MASSIVE INVESTMENTS IN CONTENT
Curated content is the key player these days which goes hand in hand with the viewer preferences. As a result, traditional players as well as digital natives are making significant investments to build their content pipeline. Players like Netflix invest aggressively to match 3x the investment made by top players like Amazon Prime and Hulu.
Even the Indian players are not letting any stone unturned in creating or curating content. Video players invested ~$4-5 Bn in 2017 which is 14% higher than their investment in 2016. Much of this investment is going behind “Hero” content which is 3-4X more expensive than traditional video. OTT players across the industry are investing heavily in originals.
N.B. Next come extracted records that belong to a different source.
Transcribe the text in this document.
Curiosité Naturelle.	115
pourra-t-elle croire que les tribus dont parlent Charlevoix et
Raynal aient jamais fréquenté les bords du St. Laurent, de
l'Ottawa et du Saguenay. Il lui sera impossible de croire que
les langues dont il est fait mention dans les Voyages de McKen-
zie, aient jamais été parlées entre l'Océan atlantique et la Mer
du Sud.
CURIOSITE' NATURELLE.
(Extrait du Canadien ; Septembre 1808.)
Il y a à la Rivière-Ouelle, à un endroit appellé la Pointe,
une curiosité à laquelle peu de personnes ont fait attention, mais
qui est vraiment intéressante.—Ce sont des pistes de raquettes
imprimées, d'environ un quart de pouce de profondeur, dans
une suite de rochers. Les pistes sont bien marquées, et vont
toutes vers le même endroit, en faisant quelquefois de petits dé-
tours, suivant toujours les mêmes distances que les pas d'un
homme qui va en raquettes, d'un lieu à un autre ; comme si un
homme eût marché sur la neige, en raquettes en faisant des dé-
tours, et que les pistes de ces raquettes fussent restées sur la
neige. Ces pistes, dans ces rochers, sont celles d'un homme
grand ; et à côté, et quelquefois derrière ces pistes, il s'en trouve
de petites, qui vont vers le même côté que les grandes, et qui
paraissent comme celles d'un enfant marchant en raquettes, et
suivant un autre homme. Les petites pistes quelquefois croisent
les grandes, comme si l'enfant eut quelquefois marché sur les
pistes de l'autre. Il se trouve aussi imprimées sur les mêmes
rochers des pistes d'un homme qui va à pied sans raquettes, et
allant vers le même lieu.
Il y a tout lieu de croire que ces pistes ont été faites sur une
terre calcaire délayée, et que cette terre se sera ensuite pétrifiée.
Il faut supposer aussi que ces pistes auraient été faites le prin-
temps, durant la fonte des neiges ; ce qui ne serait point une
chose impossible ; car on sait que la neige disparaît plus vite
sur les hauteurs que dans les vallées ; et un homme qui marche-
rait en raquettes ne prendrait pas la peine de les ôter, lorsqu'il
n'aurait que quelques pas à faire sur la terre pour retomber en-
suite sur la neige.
In 2018, Amazon had planned release of 18 new original shows including some exclusives. Even Netflix, has shifted its strategy towards investing in some Hindi/regional content with the launch of Sacred Games.
Players should now think about few imperatives given investment scenario:
• Rethink economic models as content becomes more expensive
• Getting consumers to discover your content given clutter in market
• Rethink strategy of what content works on OTT vs. TV.
THE UNIFIED CURRENCY CHALLENGE
Audiences, globally and in India, are traversing seamlessly across screens. Digital media has also
raised the bar on targeting much beyond the traditional axis of age, income proxies, city tier and gender. Measurement, however, has not kept pace. To stay consistent & unified in the promise to marketers, the industry needs a high-fidelity metric that provides de-duplicated audience measurement on content consumption across platforms.
This new-age vocabulary must also lend to behavioral data, going beyond demographic identifiers. This end state however remains elusive in light of widely varying perspectives with which stakeholders are entering the discussion. The gap on even something as basic as what constitutes a view is wide and open not just between digital and traditional media but also across multiple digital natives. For instance, some platforms count a video as a view only if it is watched for more than 30 seconds while others count a view in 5 second intervals.